At this point, we'll put $A$ in Smith Normal Form as is suggested in the linked question.

$$A = \newcommand{\bmat}{\begin{pmatrix}}\newcommand{\emat}{\end{pmatrix}} \bmat 5 & -5 \\ -2 & 4 \\ -4 & 4 \\ 1 & 1 \\ \emat. $$ First we'll swap the first and last rows, and subtract the first row from the rest to make all the rest of the entries in the first column 0: $$\newcommand{\bmat}{\begin{pmatrix}}\newcommand{\emat}{\end{pmatrix}} \bmat 1 & 1 \\ 0 & 6 \\ 0 & 8 \\ 0 & -10 \\ \emat. $$ Now subtract the first column from the second, to get $$\newcommand{\bmat}{\begin{pmatrix}}\newcommand{\emat}{\end{pmatrix}} \bmat 1 & 0 \\ 0 & 6 \\ 0 & 8 \\ 0 & -10 \\ \emat. $$ Subtract the second row from the third and swap them, to get $$\newcommand{\bmat}{\begin{pmatrix}}\newcommand{\emat}{\end{pmatrix}} \bmat 1 & 0 \\ 0 & 2 \\ 0 & 6 \\ 0 & -10 \\ \emat. $$ Now zero the last two rows using the second row: $$\newcommand{\bmat}{\begin{pmatrix}}\newcommand{\emat}{\end{pmatrix}} \bmat 1 & 0 \\ 0 & 2 \\ 0 & 0 \\ 0 & 0 \\ \emat. $$ Thus $G\cong \ZZ^4/(e_1,2e_2)\cong \ZZ/2\ZZ\times \ZZ^2$.

Edit: to elaborate, since we made $A$ essentially diagonal, the cokernel splits as a direct sum: $$\ZZ^4/(e_1,2e_2) = (\ZZ/\ZZ)\oplus (\ZZ/2\ZZ) \oplus (\ZZ/0) \oplus (\ZZ/0) = \ZZ/2\ZZ \times \ZZ^2.$$

Answer 2

A slightly different approach that amounts to the same thing (row reduction) using tietze transformations.

Let's rewrite the group in terms of its presentation (although I will suppress all the commutation relations such as $ab=ba$, $ac=ca$ etc.) Additionally, each $a,b,c,d$ are just standard basis vectors.
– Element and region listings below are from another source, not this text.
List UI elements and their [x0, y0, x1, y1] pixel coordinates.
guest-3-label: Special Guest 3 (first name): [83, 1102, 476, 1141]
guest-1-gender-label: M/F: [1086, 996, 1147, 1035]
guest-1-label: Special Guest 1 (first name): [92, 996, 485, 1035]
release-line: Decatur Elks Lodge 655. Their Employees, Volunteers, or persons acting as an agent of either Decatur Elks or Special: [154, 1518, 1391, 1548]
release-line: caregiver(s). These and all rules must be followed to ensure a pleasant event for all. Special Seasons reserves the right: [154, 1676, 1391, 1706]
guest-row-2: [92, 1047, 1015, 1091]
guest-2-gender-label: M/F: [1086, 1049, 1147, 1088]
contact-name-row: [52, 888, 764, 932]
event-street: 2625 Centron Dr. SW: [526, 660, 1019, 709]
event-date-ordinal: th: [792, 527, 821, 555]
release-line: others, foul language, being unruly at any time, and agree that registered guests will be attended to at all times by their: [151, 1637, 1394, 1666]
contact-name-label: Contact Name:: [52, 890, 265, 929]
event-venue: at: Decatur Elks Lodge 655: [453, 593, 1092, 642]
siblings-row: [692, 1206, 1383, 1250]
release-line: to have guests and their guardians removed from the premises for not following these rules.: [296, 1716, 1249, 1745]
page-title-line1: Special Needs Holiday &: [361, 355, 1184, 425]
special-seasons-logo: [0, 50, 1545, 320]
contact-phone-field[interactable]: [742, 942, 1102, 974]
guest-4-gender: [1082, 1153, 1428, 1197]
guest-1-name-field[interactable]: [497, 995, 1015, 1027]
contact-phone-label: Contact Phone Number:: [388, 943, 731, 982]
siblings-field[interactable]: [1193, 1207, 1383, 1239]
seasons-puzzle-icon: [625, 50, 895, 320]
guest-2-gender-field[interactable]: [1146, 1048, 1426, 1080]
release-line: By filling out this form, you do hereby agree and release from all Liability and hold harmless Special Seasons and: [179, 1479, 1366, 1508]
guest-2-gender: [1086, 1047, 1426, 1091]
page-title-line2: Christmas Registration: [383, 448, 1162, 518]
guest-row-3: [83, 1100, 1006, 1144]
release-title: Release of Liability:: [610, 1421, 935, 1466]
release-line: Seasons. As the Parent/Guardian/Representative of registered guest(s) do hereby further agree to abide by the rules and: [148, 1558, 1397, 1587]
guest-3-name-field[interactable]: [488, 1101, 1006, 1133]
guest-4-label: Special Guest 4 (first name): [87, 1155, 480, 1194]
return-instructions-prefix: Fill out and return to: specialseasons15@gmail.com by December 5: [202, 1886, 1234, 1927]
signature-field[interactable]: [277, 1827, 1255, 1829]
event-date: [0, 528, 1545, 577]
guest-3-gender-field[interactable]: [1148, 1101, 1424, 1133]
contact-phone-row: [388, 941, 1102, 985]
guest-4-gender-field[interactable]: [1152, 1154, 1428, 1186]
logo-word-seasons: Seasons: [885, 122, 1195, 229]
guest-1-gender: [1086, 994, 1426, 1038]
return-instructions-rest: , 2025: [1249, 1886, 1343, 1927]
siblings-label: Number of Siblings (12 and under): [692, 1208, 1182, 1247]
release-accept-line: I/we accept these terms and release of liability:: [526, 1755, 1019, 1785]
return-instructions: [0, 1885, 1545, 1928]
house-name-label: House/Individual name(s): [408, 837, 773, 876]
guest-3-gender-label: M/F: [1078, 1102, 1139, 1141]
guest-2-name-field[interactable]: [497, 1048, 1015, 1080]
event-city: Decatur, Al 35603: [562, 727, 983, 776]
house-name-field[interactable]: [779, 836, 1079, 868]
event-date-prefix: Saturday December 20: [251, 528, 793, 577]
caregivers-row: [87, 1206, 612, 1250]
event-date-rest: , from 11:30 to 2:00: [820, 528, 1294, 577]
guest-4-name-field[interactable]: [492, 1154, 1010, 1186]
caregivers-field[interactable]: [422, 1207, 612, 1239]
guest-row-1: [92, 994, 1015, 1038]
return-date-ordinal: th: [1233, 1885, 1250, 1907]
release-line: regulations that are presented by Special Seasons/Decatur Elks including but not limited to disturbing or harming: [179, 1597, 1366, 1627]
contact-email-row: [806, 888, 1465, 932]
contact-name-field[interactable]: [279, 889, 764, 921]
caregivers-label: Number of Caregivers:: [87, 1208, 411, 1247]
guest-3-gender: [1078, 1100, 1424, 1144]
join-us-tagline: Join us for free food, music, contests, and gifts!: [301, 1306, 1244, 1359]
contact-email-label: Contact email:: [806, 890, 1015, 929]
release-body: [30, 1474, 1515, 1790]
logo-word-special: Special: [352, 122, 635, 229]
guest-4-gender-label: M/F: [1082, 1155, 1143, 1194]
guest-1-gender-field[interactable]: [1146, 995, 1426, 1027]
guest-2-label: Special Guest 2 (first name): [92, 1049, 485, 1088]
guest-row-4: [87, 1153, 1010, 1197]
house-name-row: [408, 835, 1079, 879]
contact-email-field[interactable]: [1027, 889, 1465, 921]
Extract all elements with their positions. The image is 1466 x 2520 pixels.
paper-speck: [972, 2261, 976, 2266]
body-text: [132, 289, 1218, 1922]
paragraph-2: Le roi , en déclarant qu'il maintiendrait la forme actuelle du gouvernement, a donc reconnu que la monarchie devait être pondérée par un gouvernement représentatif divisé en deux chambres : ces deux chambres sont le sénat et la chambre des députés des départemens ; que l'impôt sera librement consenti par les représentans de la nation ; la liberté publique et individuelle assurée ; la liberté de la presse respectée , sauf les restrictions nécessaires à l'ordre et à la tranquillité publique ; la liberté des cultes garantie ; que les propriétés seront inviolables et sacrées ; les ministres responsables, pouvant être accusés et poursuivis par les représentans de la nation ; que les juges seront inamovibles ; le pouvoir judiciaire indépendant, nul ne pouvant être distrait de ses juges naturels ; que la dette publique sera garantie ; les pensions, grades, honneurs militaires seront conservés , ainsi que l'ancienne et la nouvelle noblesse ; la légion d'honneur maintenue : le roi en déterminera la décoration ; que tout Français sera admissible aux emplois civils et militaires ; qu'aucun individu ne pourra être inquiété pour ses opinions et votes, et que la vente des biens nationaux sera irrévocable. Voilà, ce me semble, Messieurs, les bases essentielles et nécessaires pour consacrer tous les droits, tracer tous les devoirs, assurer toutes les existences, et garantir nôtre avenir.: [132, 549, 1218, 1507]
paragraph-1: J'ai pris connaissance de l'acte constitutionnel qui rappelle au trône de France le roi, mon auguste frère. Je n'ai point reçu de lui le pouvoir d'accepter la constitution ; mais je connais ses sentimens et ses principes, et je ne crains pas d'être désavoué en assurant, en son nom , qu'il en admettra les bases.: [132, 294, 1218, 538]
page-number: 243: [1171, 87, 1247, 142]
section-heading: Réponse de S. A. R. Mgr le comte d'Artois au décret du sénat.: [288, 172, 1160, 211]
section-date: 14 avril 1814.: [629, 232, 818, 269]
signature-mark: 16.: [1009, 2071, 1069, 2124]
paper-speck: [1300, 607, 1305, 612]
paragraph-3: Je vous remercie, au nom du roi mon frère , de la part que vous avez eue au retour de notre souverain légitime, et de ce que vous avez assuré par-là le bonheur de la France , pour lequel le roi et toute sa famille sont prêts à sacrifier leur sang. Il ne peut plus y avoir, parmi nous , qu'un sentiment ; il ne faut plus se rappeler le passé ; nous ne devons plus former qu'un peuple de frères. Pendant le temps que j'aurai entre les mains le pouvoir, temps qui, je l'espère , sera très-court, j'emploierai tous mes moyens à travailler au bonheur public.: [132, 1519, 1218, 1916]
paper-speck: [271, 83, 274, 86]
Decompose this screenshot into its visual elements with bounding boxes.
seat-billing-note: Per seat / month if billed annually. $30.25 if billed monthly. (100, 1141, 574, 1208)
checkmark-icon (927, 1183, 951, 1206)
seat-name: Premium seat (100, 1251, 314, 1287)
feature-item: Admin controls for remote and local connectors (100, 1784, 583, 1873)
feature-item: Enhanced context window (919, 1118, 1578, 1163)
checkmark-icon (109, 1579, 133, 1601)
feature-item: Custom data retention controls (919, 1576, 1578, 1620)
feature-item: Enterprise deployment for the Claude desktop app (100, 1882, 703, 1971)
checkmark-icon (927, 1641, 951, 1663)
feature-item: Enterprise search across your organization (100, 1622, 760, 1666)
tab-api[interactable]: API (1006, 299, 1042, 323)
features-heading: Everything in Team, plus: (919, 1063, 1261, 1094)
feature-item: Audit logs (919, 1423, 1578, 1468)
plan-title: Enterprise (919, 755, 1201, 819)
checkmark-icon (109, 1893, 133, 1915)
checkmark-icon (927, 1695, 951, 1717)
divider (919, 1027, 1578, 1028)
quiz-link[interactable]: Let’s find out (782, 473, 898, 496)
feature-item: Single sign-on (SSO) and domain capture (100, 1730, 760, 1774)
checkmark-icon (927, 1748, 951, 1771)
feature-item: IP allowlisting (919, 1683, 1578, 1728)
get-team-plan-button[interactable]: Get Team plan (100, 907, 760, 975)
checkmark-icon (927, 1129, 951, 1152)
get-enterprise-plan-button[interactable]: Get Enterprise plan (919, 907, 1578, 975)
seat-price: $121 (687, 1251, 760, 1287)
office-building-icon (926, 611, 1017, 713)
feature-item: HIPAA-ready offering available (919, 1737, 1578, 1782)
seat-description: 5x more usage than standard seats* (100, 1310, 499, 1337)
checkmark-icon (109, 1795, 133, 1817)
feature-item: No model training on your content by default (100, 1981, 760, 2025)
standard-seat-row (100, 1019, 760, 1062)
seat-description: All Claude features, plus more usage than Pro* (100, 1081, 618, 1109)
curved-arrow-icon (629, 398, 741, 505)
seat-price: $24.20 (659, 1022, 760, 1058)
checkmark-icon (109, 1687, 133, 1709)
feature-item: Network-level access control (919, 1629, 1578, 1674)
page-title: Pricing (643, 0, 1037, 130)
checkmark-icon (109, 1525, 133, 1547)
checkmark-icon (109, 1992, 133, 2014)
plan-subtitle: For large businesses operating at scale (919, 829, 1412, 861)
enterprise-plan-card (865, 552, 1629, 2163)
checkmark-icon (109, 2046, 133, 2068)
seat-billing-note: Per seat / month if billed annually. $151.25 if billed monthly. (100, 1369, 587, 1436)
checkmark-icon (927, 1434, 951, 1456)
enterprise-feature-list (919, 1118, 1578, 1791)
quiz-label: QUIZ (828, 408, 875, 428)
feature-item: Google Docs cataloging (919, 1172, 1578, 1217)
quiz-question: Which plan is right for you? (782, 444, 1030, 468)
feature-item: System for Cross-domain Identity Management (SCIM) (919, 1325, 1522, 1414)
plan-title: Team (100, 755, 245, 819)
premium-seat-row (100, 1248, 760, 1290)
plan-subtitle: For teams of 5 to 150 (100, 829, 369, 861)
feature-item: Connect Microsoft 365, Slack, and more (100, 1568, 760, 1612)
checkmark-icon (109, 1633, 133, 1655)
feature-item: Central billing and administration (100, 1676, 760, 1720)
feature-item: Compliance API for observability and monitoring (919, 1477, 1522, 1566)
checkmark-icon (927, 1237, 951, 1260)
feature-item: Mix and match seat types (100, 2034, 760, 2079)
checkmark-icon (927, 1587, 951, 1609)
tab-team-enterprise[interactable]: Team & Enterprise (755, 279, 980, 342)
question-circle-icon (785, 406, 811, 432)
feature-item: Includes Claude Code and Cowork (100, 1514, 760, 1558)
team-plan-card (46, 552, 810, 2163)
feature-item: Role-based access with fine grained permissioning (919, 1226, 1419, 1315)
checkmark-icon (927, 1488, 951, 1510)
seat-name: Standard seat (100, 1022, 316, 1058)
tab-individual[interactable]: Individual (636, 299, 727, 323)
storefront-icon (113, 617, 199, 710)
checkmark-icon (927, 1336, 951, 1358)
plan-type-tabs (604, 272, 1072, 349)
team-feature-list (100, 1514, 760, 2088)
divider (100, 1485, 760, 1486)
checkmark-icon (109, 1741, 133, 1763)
We get:

$$\langle a,b,c,d: a^{-5}b^4c^4d=1, a^{-5}b^2c^4d=1 \rangle$$

The first thing to note is that we get $d^{-1}=c^{-4}b^{-4}a^5$ (and likewise for the second relation) so we in fact obtain that $c^{-4}b^{-2}a^{-5}=c^{-4}b^{-4}a^{-5},$ and by cancellation $b^2=1$.

Hence, we can remove $d$ as a generator and replace the relations by $b^2=1$ so the new presentation is $$\langle a,b,c : b^2=1 \rangle$$

along with the usual commutation relations, or $\mathbb Z^2 \times \mathbb Z_2$.